Proprotein convertase subtilisin/kexin type 9 links inflammation to vascular endothelial cell dysfunction

Vascular endothelial cell (EC) dysfunction is a pathological mediator of he development, progression, and clinical manifestations of atherosclerotic disease. Inflammation is associated with EC dysfunction, but the responsible mechanisms are not well characterized. There is substantial evidence that serum proprotein convertase subtilisin/kexin type 9 (PCSK9) is increased in pro-inflammatory states and that elevated PCSK9 levels are associated with adverse cardiovascular outcomes after controlling for traditional risk factors, including low-density lipoprotein (LDL) cholesterol. Here we investigate PCSK9 as a novel link between inflammation and vascular EC dysfunction, as assessed by nitric oxide (NO) bioavailability. Tumor necrosis factor alpha (TNF-α), a pro-inflammatory cytokine, increased PCSK9 mRNA expression and PCSK9 protein levels in isolated human aortic ECs, which were accompanied by reduced total and phosphorylated endothelial nitric oxide synthase (eNOS) protein levels and NO bioavailability.
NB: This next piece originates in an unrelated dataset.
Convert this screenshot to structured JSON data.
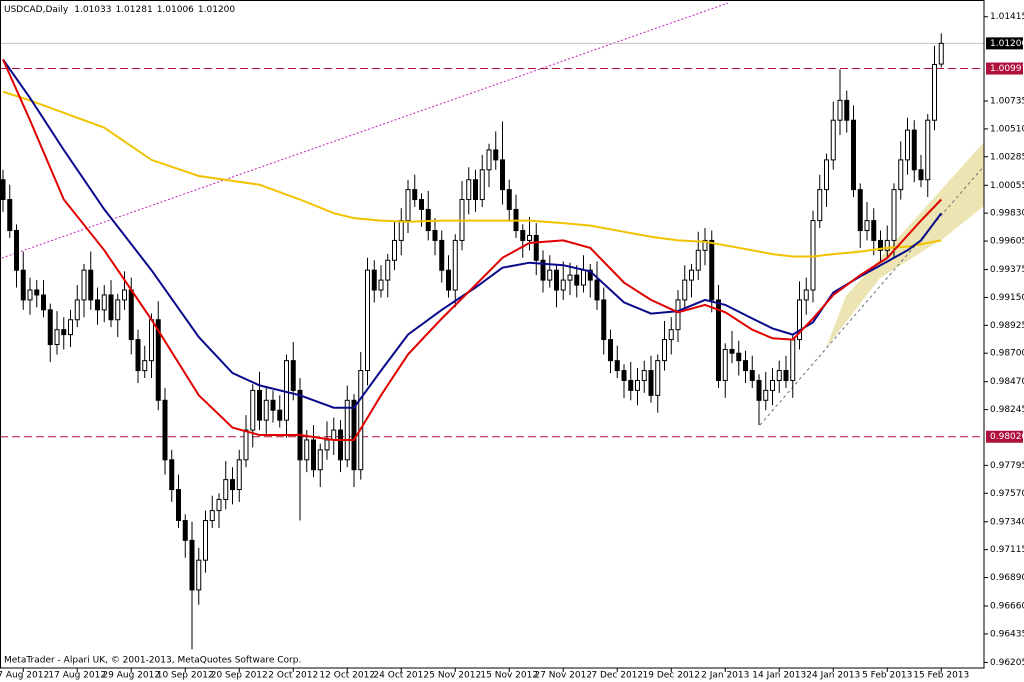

Finally, genetic PCSK9 reduction utilizing a PCSK9 specific siRNA in human aortic ECs resulted in the rescue of phosphorylated eNOS protein levels and NO bioavailability. Our results demonstrate that PCSK9 is increased in human aortic ECs exposed to a pro-inflammatory stimulus and that this increase is associated with EC dysfunction. Silencing of TNFα-mediated augmentation of PCSK9 expression utilizing a small interfering RNA against PCSK9 rescued the inflammation-induced EC dysfunction. These results indicate that PCSK9 is a causal link between inflammation and EC dysfunction, a potent driver of atherosclerotic cardiovascular disease.